No other medium works this way. There is no other medium where you’re required to commit to something weeks in advance, with virtually no information about it, before any reviews have come in. Seriously, if you want to wait and see what other people say about a comic before you pick it up, then your purchase doesn’t count. Assuming there’s even a copy left – no guarantee, because the shop may only have ordered enough to cover pre-orders – the sale doesn’t really matter to the publishers. It’s insane. And if you’re trade-waiting? Oh, man, you are just the scum of the earth and are directly responsible for murdering the book. You should’ve been paying more money to get it monthly before you could get any opinions on it. How dare you.
It is such an insane, backwards, broken system. And it’s hurting the industry, and it puts more hurdles in the path of the books that are already the hardest sells.
I finished Alphabet, The LGBTQAIU Creators from Prism Comics. My review:
This was good. It’s an anthology featuring short comics from various creators who’ve been published through Prism Comics Press, which is a publisher focused on LGBTQ+ creators. Most of the stories are autobiographical. Some are about being gay, but most are actually about being cartoonists. A few of the stories are about other things, as well. But being gay and making comics are really the two common themes. Most of the stories are pretty interesting. Some are weaker than others. There’s a wide range of artistic styles, though most are not what one would call traditional comic art. That’s going to make this book a lot more hit-or-miss for the average reader. But on the whole, I did enjoy reading this.
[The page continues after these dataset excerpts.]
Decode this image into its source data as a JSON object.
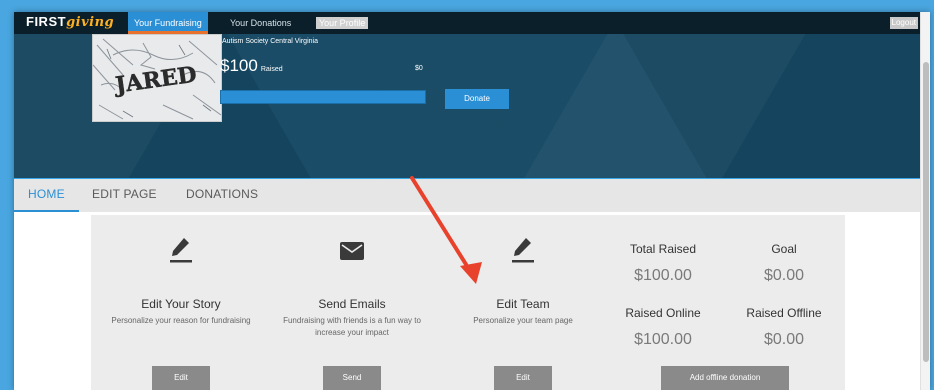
{
  "topnav": {
    "logo_first": "FIRST",
    "logo_giving": "giving",
    "items": [
      {
        "label": "Your Fundraising"
      },
      {
        "label": "Your Donations"
      },
      {
        "label": "Your Profile"
      }
    ],
    "logout": "Logout"
  },
  "campaign": {
    "organization": "Autism Society Central Virginia",
    "avatar_text": "JARED",
    "raised_amount": "$100",
    "raised_label": "Raised",
    "goal_amount": "$0",
    "progress_percent": 100,
    "donate_label": "Donate"
  },
  "tabs": [
    {
      "label": "HOME",
      "active": true
    },
    {
      "label": "EDIT PAGE",
      "active": false
    },
    {
      "label": "DONATIONS",
      "active": false
    }
  ],
  "cards": [
    {
      "icon": "pencil-icon",
      "title": "Edit Your Story",
      "desc": "Personalize your reason for fundraising",
      "button": "Edit"
    },
    {
      "icon": "envelope-icon",
      "title": "Send Emails",
      "desc": "Fundraising with friends is a fun way to increase your impact",
      "button": "Send"
    },
    {
      "icon": "pencil-icon",
      "title": "Edit Team",
      "desc": "Personalize your team page",
      "button": "Edit"
    }
  ],
  "stats": {
    "total_raised_label": "Total Raised",
    "total_raised_value": "$100.00",
    "goal_label": "Goal",
    "goal_value": "$0.00",
    "raised_online_label": "Raised Online",
    "raised_online_value": "$100.00",
    "raised_offline_label": "Raised Offline",
    "raised_offline_value": "$0.00",
    "offline_button": "Add offline donation"
  },
  "colors": {
    "accent": "#2b8fd6",
    "hero_bg": "#164964",
    "nav_bg": "#0b1f2a",
    "annotation_arrow": "#e8412c"
  }
}
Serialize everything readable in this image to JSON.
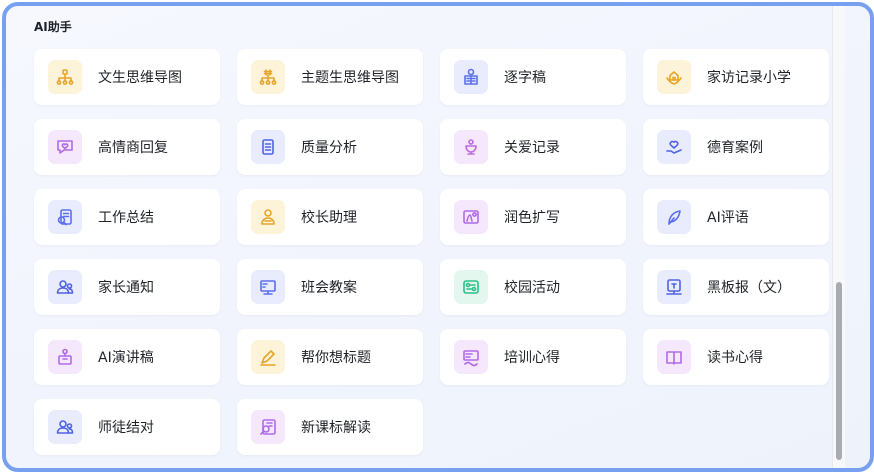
{
  "section": {
    "title": "AI助手"
  },
  "items": [
    {
      "label": "文生思维导图",
      "icon": "mindmap-icon",
      "bg": "#fdf3d9",
      "fg": "#e6a52a"
    },
    {
      "label": "主题生思维导图",
      "icon": "topic-mindmap-icon",
      "bg": "#fdf3d9",
      "fg": "#e6a52a"
    },
    {
      "label": "逐字稿",
      "icon": "transcript-icon",
      "bg": "#e8ecfd",
      "fg": "#5b6ff0"
    },
    {
      "label": "家访记录小学",
      "icon": "home-visit-icon",
      "bg": "#fdf3d9",
      "fg": "#e6a52a"
    },
    {
      "label": "高情商回复",
      "icon": "chat-heart-icon",
      "bg": "#f5e8fd",
      "fg": "#b06ae8"
    },
    {
      "label": "质量分析",
      "icon": "report-icon",
      "bg": "#e8ecfd",
      "fg": "#4f63e6"
    },
    {
      "label": "关爱记录",
      "icon": "care-icon",
      "bg": "#f5e8fd",
      "fg": "#c06ae0"
    },
    {
      "label": "德育案例",
      "icon": "heart-hand-icon",
      "bg": "#e8ecfd",
      "fg": "#4f63e6"
    },
    {
      "label": "工作总结",
      "icon": "summary-icon",
      "bg": "#e8ecfd",
      "fg": "#5b6ff0"
    },
    {
      "label": "校长助理",
      "icon": "principal-icon",
      "bg": "#fdf3d9",
      "fg": "#e6a52a"
    },
    {
      "label": "润色扩写",
      "icon": "polish-icon",
      "bg": "#f5e8fd",
      "fg": "#b06ae8"
    },
    {
      "label": "AI评语",
      "icon": "quill-icon",
      "bg": "#e8ecfd",
      "fg": "#5b6ff0"
    },
    {
      "label": "家长通知",
      "icon": "parents-icon",
      "bg": "#e8ecfd",
      "fg": "#4f63e6"
    },
    {
      "label": "班会教案",
      "icon": "class-plan-icon",
      "bg": "#e8ecfd",
      "fg": "#5b6ff0"
    },
    {
      "label": "校园活动",
      "icon": "activity-icon",
      "bg": "#e3f7ee",
      "fg": "#2fbf8a"
    },
    {
      "label": "黑板报（文）",
      "icon": "blackboard-icon",
      "bg": "#e8ecfd",
      "fg": "#4f63e6"
    },
    {
      "label": "AI演讲稿",
      "icon": "speech-icon",
      "bg": "#f5e8fd",
      "fg": "#b06ae8"
    },
    {
      "label": "帮你想标题",
      "icon": "pen-write-icon",
      "bg": "#fdf3d9",
      "fg": "#e6a52a"
    },
    {
      "label": "培训心得",
      "icon": "training-icon",
      "bg": "#f5e8fd",
      "fg": "#b06ae8"
    },
    {
      "label": "读书心得",
      "icon": "book-icon",
      "bg": "#f5e8fd",
      "fg": "#b06ae8"
    },
    {
      "label": "师徒结对",
      "icon": "mentor-icon",
      "bg": "#e8ecfd",
      "fg": "#4f63e6"
    },
    {
      "label": "新课标解读",
      "icon": "curriculum-icon",
      "bg": "#f5e8fd",
      "fg": "#b06ae8"
    }
  ]
}
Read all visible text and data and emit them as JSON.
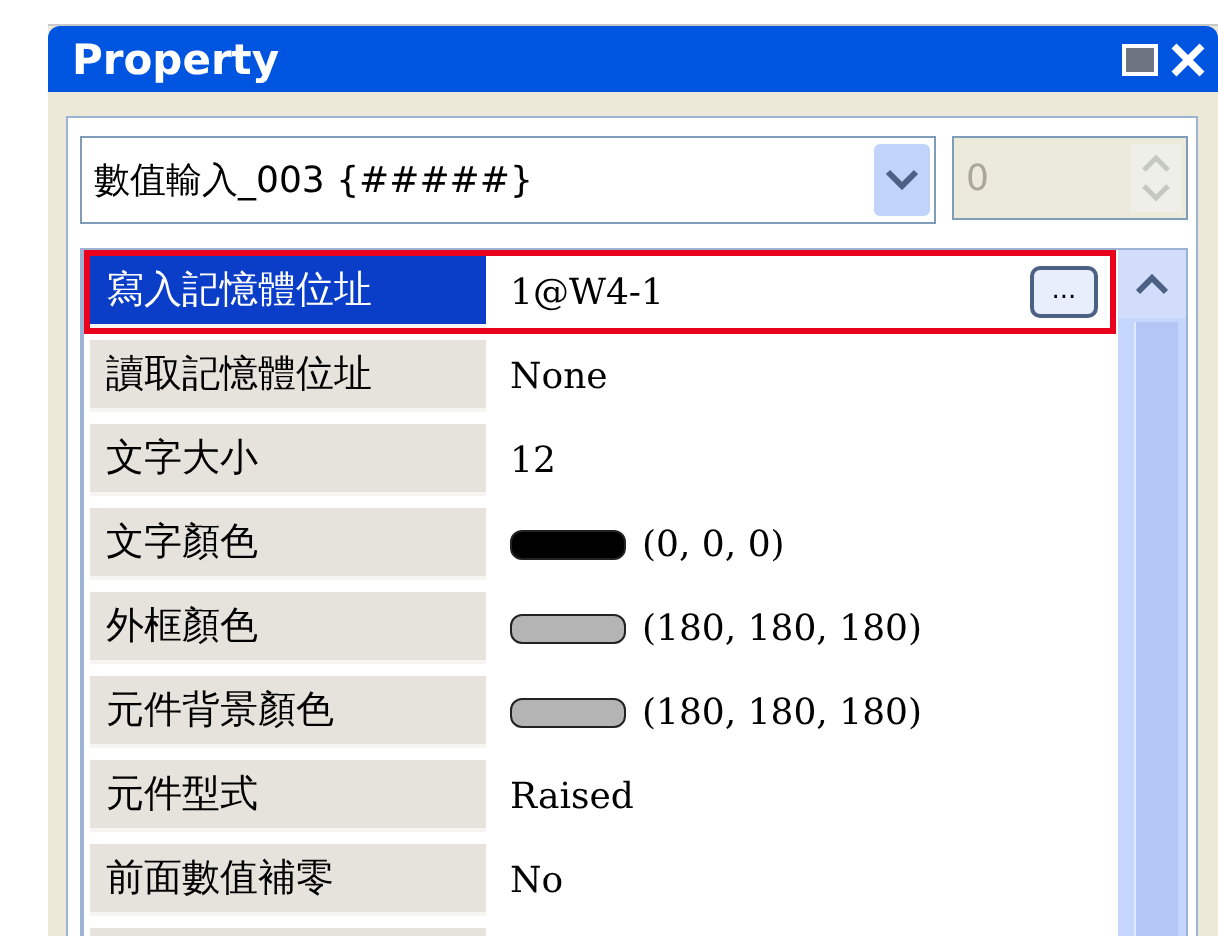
{
  "window": {
    "title": "Property"
  },
  "object_selector": {
    "value": "數值輸入_003 {#####}"
  },
  "spin_field": {
    "value": "0",
    "disabled": true
  },
  "properties": [
    {
      "label": "寫入記憶體位址",
      "value": "1@W4-1",
      "kind": "text",
      "selected": true,
      "button": "..."
    },
    {
      "label": "讀取記憶體位址",
      "value": "None",
      "kind": "text",
      "selected": false
    },
    {
      "label": "文字大小",
      "value": "12",
      "kind": "text",
      "selected": false
    },
    {
      "label": "文字顏色",
      "value": "(0, 0, 0)",
      "kind": "color",
      "color": "#000000",
      "selected": false
    },
    {
      "label": "外框顏色",
      "value": "(180, 180, 180)",
      "kind": "color",
      "color": "#b4b4b4",
      "selected": false
    },
    {
      "label": "元件背景顏色",
      "value": "(180, 180, 180)",
      "kind": "color",
      "color": "#b4b4b4",
      "selected": false
    },
    {
      "label": "元件型式",
      "value": "Raised",
      "kind": "text",
      "selected": false
    },
    {
      "label": "前面數值補零",
      "value": "No",
      "kind": "text",
      "selected": false
    }
  ]
}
This was something I’d backed on Kickstarter. Speaking of Kickstarter, I should mention a couple products. Sweaty Palms, a comics anthology about anxiety. It looks pretty good, and deserves some love, and it still has a ways to go to reach its goal. So maybe back it. And La Raza Anthology, a comics anthology of Latinx creators. Because it’s important to support diverse creators. So, another one you might want to think about backing.
My schedule for the week: 9-3:45 Friday, 9-3:30 Saturday, 10:15-6 Sunday, 1:45-8:30 Tuesday. So posts on Thursday and Monday, and maybe Friday. I’ll see how I feel after work that day.
And that’s all I’ve got for this week.